“Siamo di fronte alla transizione verso l’elettrico, un processo irreversibile, quindi dobbiamo attrezzarci per attuarla nel miglior modo possibile”. Esordisce così Francesco Venturini, amministratore delegato di Enel X e presidente di Motus-E, associazione italiana per lo sviluppo della mobilità elettrica guardando allo stato e all’evoluzione del mercato delle auto elettriche e ibride plug-in in Italia. Un quadro chiaro lo delinea lo studio condotta da Motus-E e The European House – Ambrosetti, da cui emerge che la diffusione di auto elettriche e ibride plug-in nel 2030 in Italia potrebbe coinvolgere oltre 10 mila imprese, con un fatturato di filiera compreso tra i 79 e i 98 miliardi di euro.
La crescita di prodotti e servizi della filiera allargata per la mobilità elettrica Made in Italy cresce a un tasso medio annuo del +28,7%, con ricavi che sono saliti dai 2,2 miliardi del 2013 ai 6 miliardi del 2017, coinvolgendo 160 realtà industriali. Le immatricolazioni di veicoli elettrici e ibridi plug-in sono intanto raddoppiate nel 2018 rispetto al 2017, con 9.000 unità. “L’Italia da sola – spiega Venturini – ha 30 mila macchine elettriche, in Europa sul nostro mercato ne circolano circa 1.100.000 come negli Stati Uniti. Si tratta di numeri molto comparabili, e ricordiamoci anche che l’Europa sta investendo in maniera importante sull’elettrico, in particolare il nord Europa. Inoltre, Fiat e Gruppo FCA ha annunciato grandi piani di investimento, e come è noto c’e’ stata la posa della prima pietra simbolica della nuova catena di montaggio della Fiat 500 elettrica; tutta l’industria sta andando in questa direzione”.

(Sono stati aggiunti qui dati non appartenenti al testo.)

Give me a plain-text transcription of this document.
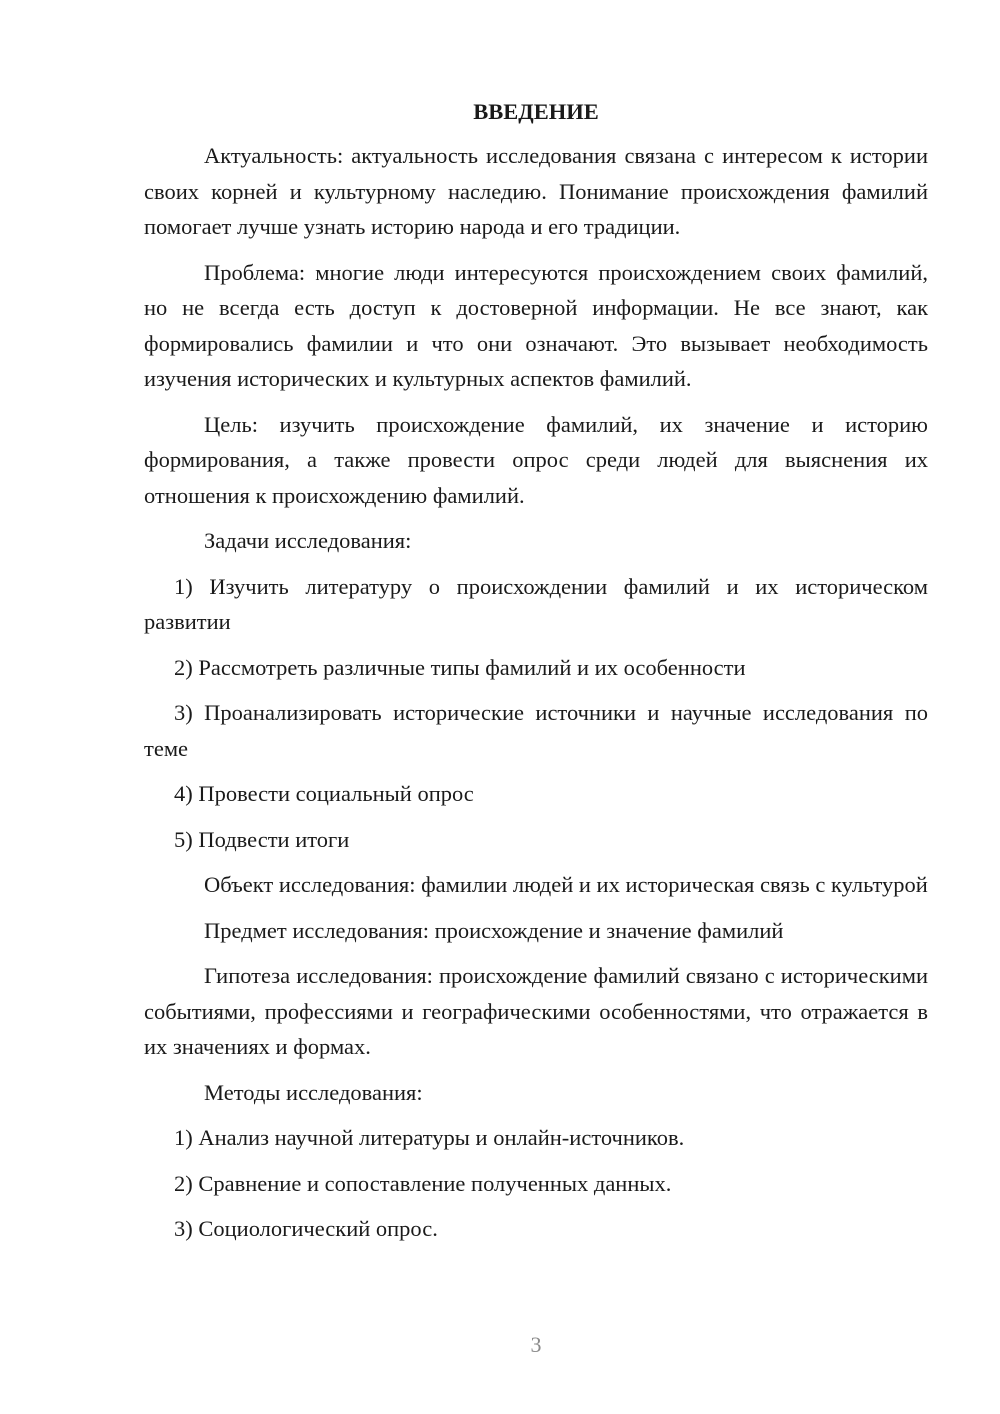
ВВЕДЕНИЕ

Актуальность: актуальность исследования связана с интересом к истории своих корней и культурному наследию. Понимание происхождения фамилий помогает лучше узнать историю народа и его традиции.

Проблема: многие люди интересуются происхождением своих фамилий, но не всегда есть доступ к достоверной информации. Не все знают, как формировались фамилии и что они означают. Это вызывает необходимость изучения исторических и культурных аспектов фамилий.

Цель: изучить происхождение фамилий, их значение и историю формирования, а также провести опрос среди людей для выяснения их отношения к происхождению фамилий.

Задачи исследования:

1) Изучить литературу о происхождении фамилий и их историческом развитии

2) Рассмотреть различные типы фамилий и их особенности

3) Проанализировать исторические источники и научные исследования по теме

4) Провести социальный опрос

5) Подвести итоги

Объект исследования: фамилии людей и их историческая связь с культурой

Предмет исследования: происхождение и значение фамилий

Гипотеза исследования: происхождение фамилий связано с историческими событиями, профессиями и географическими особенностями, что отражается в их значениях и формах.

Методы исследования:

1) Анализ научной литературы и онлайн-источников.

2) Сравнение и сопоставление полученных данных.

3) Социологический опрос.

3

Sulla scena internazionale Venturini guarda quindi i numeri del mercato della e-mobility e rileva la presenza di tre grandi blocchi, uno americano, uno europeo e uno cinese. “L’Italia non penso debba andare a battagliare da sola con questi grandi blocchi economici – riflette quindi l’ad – ma deve unirsi con il resto dei player europei per cercare di difendere la nostra posizione sul mercato dell’automobile mondiale”.